И вот, при мысли о катакомбах и об их роли в борьбе с Антихристом, — снова начал он, — все наши мысли об организации принимают совершенно особый оборот. Организация будет чисто внешним условием, посредством которого христиане будут узнавать друг друга. Но при этом постепенно будет образовываться религиозный центр внутри организации, который создаст новые катакомбы.
Вот по этому поводу мне тоже хотелось бы поговорить очень серьёзно.
Видишь ли, к Церкви, к реформе её нужно подходить с чистыми руками. Понимаешь, что я хочу сказать? Не то чтобы там теоретически признать себя грешным, признать необходимость покаяния. Нет, нужно действительно сознать грех, действительно покаяться. Понимаешь, смиренно покаяться, до конца. И уж всё тогда по-новому!

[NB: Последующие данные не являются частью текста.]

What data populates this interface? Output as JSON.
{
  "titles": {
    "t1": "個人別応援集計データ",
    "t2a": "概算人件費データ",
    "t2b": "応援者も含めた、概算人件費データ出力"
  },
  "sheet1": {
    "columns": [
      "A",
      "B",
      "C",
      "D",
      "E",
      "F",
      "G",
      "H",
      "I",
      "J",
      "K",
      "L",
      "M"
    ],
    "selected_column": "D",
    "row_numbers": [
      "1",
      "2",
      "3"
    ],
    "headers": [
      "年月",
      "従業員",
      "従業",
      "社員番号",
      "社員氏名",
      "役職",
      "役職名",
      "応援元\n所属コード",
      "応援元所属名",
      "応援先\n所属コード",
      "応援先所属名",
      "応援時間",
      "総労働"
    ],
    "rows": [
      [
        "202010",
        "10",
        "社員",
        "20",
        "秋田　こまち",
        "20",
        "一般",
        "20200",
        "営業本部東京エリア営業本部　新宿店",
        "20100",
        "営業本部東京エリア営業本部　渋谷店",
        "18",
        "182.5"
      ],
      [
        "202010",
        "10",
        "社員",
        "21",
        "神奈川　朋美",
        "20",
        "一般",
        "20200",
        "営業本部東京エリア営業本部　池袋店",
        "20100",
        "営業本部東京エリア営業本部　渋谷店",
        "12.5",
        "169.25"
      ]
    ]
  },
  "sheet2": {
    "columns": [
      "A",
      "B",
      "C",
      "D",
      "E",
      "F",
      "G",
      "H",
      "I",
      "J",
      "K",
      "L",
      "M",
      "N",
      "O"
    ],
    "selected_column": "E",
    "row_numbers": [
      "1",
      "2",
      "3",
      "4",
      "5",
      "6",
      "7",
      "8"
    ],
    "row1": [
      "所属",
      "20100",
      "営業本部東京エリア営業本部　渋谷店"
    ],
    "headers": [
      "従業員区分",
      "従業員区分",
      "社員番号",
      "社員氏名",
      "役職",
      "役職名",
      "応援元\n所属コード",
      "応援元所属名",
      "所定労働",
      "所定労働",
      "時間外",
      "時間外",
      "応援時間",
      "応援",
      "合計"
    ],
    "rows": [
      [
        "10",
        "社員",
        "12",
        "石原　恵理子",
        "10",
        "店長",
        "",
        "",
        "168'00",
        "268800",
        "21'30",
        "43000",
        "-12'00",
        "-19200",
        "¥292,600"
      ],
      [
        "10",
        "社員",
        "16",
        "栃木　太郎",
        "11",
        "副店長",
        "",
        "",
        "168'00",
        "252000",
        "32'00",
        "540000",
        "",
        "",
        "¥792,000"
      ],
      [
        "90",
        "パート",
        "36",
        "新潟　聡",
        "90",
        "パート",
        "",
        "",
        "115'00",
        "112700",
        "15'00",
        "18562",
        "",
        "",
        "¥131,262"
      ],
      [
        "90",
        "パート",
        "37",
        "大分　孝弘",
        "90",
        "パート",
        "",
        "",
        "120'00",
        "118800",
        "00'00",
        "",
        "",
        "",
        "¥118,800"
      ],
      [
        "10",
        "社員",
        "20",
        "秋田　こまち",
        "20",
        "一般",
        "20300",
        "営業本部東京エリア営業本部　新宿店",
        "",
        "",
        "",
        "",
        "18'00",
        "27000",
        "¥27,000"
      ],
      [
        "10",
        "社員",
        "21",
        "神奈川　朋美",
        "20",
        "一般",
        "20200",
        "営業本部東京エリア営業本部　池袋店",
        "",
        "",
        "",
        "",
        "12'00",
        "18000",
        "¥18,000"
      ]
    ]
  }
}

У меня иногда бывает ужасное, прямо ужасное — я не преувеличиваю — чувство греховности. Такое жгучее, особенное совсем чувство. Тебе это, наверно, знакомо. Не своей только греховности, нет — греховности вообще. И тогда всем существом своим понимаешь, как ещё сильно зло, и чувствуешь, что всё оно увеличивается в своей силе.
Он помолчал и шёпотом повторил:
— Мы страшно греховны...
И я заметил, что на глазах его блеснули слёзы.
Я начинал испытывать растерянность и беспокойство. Мне хотелось презрительно, даже злобно оттолкнуть в душе всё, что он говорил. Но вместо этого я чувствовал, что выслушиваю всё, как уличённый школьник.
Мне было противно и жутко.
— Ведь, в конце концов, различие Добра и Зла устанавливается не философией, — продолжал Николай Эдуардович. — Может быть, ум человеческий никогда ничего окончательного здесь не найдёт. Но кто хоть раз почувствует разницу между сладким и горьким, тому никаких «теоретических» доказательств не надо, что это не одно и то же.
Кто хоть раз сознает грех, не как отвлечённое нарушение заповеди, а как нечто органически недопустимое, другой природы, тому никто никогда не докажет, что Добро и Зло выдумали люди. Вот почему так поверхностны и бесплодны все эти «сомненья», пока они в области теоретических препирательств. Тут на половину фразёрства. Уж коли сомневаться, коли уж такой трудный путь предназначен, так сомневайся самым страшным сомненьем: потеряй чувство этого различия, усумнись душой!